死の頂へ
閉ざされた部屋の中。
メフェルは空を見つめる。
そこにはいつだって星が見えた。
あなたの場所が。
でも今は雲に覆われて見えない。
「……無理だってわかってた。」
全部をいっぺんに掬いあげることなんか、誰にもできやしない。
ましてや、欠けた自分に何ができようか。
死の乙女に合わなくてはならない。
なんとしても。
ラガルのことも……呪紋はどうにかならなくても、魂くらいはどうにかできるだろう。
だが、その魂を戻すことは……きっと。
メフェルは窓に積もった砂を、指の腹で撫でる。
そしてフッと息を吹きかけた。
砂はサラサラと光を纏いながら宙へ消える。
あの人を愛している。
愛しているからこそ、私は非情になれる。
「最初から道なんてなかった。
そんなこと知ってた。
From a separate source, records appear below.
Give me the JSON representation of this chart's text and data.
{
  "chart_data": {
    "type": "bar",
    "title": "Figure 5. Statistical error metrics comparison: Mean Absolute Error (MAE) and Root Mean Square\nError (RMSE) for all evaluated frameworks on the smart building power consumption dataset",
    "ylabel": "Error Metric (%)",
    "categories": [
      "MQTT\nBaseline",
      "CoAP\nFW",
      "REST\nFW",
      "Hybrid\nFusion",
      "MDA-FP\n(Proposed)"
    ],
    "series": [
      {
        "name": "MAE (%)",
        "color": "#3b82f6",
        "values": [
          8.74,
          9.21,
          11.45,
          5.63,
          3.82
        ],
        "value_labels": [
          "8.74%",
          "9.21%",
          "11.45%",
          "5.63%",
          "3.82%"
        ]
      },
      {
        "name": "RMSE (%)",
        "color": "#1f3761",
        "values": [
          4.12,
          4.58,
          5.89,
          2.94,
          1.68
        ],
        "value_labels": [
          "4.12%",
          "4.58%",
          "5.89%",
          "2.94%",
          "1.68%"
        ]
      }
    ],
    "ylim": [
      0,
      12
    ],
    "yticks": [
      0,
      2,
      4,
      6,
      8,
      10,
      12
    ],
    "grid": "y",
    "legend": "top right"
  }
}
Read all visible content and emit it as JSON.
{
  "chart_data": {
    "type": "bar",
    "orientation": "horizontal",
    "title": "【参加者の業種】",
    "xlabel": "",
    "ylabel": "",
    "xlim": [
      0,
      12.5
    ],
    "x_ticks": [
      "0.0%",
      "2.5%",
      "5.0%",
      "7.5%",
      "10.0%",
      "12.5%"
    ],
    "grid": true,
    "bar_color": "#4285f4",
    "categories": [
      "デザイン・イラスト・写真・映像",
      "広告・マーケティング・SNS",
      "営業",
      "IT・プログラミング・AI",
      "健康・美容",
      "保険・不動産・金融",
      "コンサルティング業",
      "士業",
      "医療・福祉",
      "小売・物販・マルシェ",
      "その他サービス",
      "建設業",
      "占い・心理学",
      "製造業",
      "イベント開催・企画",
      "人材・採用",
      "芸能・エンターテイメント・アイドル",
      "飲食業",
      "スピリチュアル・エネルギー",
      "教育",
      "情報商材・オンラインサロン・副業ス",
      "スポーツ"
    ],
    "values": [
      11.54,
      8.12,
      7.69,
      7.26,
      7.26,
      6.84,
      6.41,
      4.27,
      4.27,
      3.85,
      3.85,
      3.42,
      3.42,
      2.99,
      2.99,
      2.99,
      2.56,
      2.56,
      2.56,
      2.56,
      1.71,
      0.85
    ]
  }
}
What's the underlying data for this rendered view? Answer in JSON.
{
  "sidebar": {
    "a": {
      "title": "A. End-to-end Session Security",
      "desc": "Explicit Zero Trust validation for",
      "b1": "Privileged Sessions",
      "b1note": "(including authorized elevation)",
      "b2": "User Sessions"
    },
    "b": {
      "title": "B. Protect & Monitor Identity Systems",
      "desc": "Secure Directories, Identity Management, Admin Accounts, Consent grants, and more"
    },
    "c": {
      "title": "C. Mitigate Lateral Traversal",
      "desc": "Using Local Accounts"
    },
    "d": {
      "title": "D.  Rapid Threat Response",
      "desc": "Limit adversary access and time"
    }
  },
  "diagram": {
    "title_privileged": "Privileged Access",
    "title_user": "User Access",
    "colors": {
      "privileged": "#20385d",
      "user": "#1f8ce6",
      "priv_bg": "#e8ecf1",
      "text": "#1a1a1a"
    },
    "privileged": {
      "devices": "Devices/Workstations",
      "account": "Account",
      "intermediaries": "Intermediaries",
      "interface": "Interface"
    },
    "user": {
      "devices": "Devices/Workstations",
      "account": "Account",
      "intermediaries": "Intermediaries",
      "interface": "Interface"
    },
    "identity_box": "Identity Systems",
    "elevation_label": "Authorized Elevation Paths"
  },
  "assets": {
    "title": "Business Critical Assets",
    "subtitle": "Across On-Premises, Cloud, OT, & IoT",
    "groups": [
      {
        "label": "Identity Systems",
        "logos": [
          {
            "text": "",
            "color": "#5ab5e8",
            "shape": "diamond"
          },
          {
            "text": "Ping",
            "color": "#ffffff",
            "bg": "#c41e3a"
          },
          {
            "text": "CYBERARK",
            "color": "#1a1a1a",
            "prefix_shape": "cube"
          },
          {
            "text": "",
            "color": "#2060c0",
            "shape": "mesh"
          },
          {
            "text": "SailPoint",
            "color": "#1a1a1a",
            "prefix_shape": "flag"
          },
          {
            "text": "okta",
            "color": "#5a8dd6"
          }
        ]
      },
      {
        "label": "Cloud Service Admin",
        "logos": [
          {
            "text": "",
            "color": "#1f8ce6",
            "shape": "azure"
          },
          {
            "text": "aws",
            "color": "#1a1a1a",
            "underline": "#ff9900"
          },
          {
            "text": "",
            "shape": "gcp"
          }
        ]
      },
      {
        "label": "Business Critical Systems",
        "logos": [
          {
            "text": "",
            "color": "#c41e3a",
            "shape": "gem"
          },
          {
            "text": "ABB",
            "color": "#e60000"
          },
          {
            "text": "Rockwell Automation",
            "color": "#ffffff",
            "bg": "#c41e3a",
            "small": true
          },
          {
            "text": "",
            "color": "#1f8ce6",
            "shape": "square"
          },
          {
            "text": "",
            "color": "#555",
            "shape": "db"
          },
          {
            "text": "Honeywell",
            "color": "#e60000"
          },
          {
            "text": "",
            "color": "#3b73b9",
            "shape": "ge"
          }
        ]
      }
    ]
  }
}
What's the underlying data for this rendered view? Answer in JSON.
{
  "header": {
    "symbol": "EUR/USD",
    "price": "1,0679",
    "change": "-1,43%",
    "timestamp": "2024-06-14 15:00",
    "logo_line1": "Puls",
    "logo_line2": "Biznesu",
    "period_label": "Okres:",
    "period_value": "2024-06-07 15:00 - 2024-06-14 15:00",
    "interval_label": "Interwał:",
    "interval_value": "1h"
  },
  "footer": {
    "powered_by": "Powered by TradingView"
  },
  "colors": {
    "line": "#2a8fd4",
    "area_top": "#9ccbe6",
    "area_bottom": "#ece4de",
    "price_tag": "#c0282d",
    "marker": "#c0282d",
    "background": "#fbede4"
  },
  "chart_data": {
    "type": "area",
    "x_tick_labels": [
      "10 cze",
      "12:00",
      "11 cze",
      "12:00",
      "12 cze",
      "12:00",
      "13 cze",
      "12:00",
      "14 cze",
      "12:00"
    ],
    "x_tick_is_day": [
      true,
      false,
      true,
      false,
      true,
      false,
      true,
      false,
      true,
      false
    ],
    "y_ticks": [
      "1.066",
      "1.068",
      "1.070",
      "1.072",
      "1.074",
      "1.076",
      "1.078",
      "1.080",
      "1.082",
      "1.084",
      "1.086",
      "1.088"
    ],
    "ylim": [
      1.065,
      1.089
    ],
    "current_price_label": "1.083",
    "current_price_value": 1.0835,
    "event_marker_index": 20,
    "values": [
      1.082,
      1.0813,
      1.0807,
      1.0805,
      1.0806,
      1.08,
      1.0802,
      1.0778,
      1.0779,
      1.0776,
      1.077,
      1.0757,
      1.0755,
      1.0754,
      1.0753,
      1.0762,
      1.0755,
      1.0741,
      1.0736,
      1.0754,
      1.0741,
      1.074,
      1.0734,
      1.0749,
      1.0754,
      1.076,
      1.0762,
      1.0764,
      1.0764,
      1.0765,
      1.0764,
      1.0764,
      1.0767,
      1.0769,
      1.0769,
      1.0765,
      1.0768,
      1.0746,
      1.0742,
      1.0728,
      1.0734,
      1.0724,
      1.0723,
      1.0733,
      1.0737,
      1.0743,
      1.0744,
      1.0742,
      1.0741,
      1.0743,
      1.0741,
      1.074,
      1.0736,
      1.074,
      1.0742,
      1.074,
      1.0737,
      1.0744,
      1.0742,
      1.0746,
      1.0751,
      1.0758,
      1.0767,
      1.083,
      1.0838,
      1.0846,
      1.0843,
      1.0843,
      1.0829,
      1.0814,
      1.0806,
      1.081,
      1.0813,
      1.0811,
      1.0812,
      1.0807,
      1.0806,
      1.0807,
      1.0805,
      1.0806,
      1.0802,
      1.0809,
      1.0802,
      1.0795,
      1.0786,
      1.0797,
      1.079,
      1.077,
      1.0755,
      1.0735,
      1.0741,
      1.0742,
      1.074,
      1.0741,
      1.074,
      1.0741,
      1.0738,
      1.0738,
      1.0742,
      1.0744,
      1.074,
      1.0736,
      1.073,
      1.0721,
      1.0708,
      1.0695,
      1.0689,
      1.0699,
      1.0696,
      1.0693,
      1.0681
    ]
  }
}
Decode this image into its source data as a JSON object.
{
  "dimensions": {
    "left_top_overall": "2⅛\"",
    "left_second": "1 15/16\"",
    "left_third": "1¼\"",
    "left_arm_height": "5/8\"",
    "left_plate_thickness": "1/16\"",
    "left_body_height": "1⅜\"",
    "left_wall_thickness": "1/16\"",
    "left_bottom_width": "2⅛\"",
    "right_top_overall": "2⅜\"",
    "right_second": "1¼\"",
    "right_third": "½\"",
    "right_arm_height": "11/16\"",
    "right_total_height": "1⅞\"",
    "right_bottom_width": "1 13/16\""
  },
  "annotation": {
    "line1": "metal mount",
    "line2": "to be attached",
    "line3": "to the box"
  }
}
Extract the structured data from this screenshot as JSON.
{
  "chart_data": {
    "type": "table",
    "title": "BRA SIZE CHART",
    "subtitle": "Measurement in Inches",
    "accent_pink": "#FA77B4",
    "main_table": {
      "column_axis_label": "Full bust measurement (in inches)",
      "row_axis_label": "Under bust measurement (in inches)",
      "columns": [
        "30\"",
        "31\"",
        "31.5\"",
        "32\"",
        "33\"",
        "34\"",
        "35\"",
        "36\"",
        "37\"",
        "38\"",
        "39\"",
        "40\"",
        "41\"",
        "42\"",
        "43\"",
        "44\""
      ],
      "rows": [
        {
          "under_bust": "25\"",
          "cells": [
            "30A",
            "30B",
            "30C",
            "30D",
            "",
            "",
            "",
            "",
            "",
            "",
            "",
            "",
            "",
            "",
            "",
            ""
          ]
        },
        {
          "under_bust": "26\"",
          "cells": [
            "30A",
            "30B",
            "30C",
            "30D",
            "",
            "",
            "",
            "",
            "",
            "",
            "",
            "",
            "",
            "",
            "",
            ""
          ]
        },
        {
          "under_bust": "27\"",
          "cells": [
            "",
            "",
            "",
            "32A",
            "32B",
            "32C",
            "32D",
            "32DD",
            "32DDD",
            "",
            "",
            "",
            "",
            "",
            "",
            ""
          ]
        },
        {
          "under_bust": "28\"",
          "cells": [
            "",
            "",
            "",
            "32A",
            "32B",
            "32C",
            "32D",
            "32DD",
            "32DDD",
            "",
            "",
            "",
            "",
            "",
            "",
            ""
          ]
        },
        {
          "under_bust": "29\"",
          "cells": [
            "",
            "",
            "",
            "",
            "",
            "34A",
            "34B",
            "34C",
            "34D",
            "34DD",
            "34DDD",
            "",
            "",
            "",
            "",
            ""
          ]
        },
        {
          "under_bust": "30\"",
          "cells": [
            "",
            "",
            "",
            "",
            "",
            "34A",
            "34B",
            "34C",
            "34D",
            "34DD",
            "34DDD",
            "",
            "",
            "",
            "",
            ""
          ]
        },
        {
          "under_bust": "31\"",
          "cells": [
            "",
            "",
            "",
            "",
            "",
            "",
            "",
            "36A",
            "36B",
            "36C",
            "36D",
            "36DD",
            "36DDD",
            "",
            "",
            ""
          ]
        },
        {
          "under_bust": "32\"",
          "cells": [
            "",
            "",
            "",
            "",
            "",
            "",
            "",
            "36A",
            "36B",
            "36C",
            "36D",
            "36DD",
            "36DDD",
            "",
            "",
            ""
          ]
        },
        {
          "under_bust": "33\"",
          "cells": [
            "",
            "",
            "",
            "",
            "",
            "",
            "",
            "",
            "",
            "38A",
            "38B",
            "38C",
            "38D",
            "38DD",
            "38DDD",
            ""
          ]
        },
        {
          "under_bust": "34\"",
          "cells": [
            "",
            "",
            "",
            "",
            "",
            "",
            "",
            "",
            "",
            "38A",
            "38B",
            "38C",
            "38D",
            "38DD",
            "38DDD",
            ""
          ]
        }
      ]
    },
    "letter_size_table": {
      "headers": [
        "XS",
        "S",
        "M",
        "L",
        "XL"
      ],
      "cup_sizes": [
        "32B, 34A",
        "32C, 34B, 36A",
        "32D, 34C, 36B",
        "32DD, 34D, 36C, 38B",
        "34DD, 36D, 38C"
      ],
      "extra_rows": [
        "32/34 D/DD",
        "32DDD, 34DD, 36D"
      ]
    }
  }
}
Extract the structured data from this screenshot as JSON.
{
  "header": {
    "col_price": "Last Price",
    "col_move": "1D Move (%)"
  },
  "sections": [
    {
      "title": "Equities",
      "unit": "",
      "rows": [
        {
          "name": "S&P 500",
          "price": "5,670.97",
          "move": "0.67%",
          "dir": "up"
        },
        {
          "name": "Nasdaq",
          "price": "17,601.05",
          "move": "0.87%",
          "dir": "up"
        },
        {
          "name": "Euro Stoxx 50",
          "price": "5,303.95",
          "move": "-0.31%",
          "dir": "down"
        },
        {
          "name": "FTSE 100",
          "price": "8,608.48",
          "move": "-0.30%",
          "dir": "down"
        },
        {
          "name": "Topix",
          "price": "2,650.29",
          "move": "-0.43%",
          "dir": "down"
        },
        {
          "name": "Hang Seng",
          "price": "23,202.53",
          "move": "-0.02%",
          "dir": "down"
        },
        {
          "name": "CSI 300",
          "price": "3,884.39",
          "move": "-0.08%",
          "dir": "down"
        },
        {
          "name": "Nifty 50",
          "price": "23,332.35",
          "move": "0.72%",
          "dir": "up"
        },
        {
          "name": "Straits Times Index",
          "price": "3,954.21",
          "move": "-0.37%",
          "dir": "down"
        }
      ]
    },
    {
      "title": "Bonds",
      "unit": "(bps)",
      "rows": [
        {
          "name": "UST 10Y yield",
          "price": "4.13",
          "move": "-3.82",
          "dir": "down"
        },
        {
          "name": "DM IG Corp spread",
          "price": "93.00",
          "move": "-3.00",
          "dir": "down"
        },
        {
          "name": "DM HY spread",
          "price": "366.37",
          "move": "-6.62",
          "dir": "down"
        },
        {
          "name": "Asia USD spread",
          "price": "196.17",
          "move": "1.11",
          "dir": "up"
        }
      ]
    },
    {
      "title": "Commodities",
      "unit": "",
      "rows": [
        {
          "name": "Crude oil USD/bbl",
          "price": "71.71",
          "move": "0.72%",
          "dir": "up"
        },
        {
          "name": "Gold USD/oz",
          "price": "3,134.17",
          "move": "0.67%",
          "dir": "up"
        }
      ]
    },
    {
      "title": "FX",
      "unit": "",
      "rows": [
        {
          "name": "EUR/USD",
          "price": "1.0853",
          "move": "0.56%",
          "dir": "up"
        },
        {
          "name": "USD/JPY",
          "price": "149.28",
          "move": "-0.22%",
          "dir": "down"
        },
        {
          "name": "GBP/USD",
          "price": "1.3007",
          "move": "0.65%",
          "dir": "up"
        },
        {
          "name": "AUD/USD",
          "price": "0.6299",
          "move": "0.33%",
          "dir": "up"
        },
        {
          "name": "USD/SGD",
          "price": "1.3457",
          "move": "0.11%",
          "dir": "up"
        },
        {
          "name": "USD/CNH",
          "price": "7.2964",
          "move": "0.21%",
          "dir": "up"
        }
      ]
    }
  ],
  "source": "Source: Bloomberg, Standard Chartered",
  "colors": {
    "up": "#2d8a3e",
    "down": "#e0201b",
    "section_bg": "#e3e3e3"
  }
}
」
――何かを得るには何かを失う必要がある。
それはかつて私があの人に言った言葉だった。
あの人に言った言葉さえ、いつしか朧げになっていた。
私が忘れてしまってどうするのだろう。
今の彼を好きなのか、昔の彼を好きなのか。
もはやグチャグチャだ。
答えは選べない。
今の彼も好きだが、求めてしまうのはあの声だ。
「せめて取り戻すなら……。」
私の手で。
──彼の“今”が潰れても。
名を呟いて、扉の向こうへ踏み出した。
*
「山を越えるわよ。」
ラガルたちのいる部屋に入ったメフェルが、最初に言った一言はそれだった。
いつもよりも鋭いメフェルの表情に、シーナは少し驚く。
イーヴァは瞬きをした。
彼女がなにを言ってるのか彼は理解ができない。
イーヴァが考えてる間に、ミムラスが質問をした。
「来て早々どうしたのメフェル。」
「これからの旅の行き先に迷ってたんでしょう?」
「まあ、そうだけど……山を越えるって?」
ミムラスは外を見る。
大きな岩たちは沢山あったが、山のようなものはどこにも見えない。
メフェルは戸惑う一同の前に座ると、絵を描くように空中に指を伸ばした。
「話は聞こえていたわ。
サンオドアルから直接戻れないのなら。
このままノクオドアルまで行って、陸路で戻りましょう。」
指先をイーヴァが追う。
そこまで聞いて、彼はようやくメフェルの言ってることを理解した。
「……まさか、ガラン山脈を越える気か?」
聞きなれない言葉にミムラスとシーナが首を傾げる。
ラガルは「そうか」と呟いた。
それきり何も言わず、ただ視線だけを伏せた。
イーヴァは首を振ると口を開く。
「馬鹿を言え、あれは山とは言うが断崖だぞ。
人間の体力で登れるわけ。」
「いいえ、登るの。」
キッパリとメフェルは言い切る。
「登れないなら死ぬだけよ。
でも、ここで止まる気はないわ。」
その声音には、一切の揺らぎがなかった。
ただ一人、イーヴァは頭を抑える。
そして何もわかってないミムラスとシーナに語りかけた。
「ガラン山脈はサンオドアルとノクオドアルを隔てる壁だ。
足場はある。だが魔族でも登頂は難しい。ノクオドアル側じゃ“死の頂”なんて呼ばれてる。」
その説明を聞いて、ミムラスの顔が引き攣った。
「正気……?」
「正気じゃなきゃ、こんなこと言わないわ。」
メフェルは即答した。
その目には迷いがない。
「無茶だ。」
イーヴァはきっぱりと言った。
「登る前に水が尽きる。落石もある。俺たちは登山家じゃない。」
「それでも行くのよ。」
その返答が一拍も置かれなかったので、イーヴァは黙った。
メフェルはラガルを見た。
ほんの一瞬だけ、その視線に熱が宿る。
「回り道をしてる時間はないわ。」
言い切った声は強かったが、膝の上の指先だけが白くなるほど握られていた。
部屋の空気が張りつめる。
シーナは唇を噛んだ。
ミムラスも流石に茶化さない。
イーヴァはしばらく黙り込んでいたが、やがて深く息を吐いた。
「……食料と水を買う。縄も要るな。
あとは冬服……売ってるか?」
「賛成ってことでいいのかしら?」
「お前一人で行かせたら、確実に死ぬ。」
メフェルは少しだけ目を細めた。
笑ったようにも見えたが、すぐに真顔に戻る。
「じゃあ決まりね。」
その瞬間、引き返す道だけが静かに閉じた。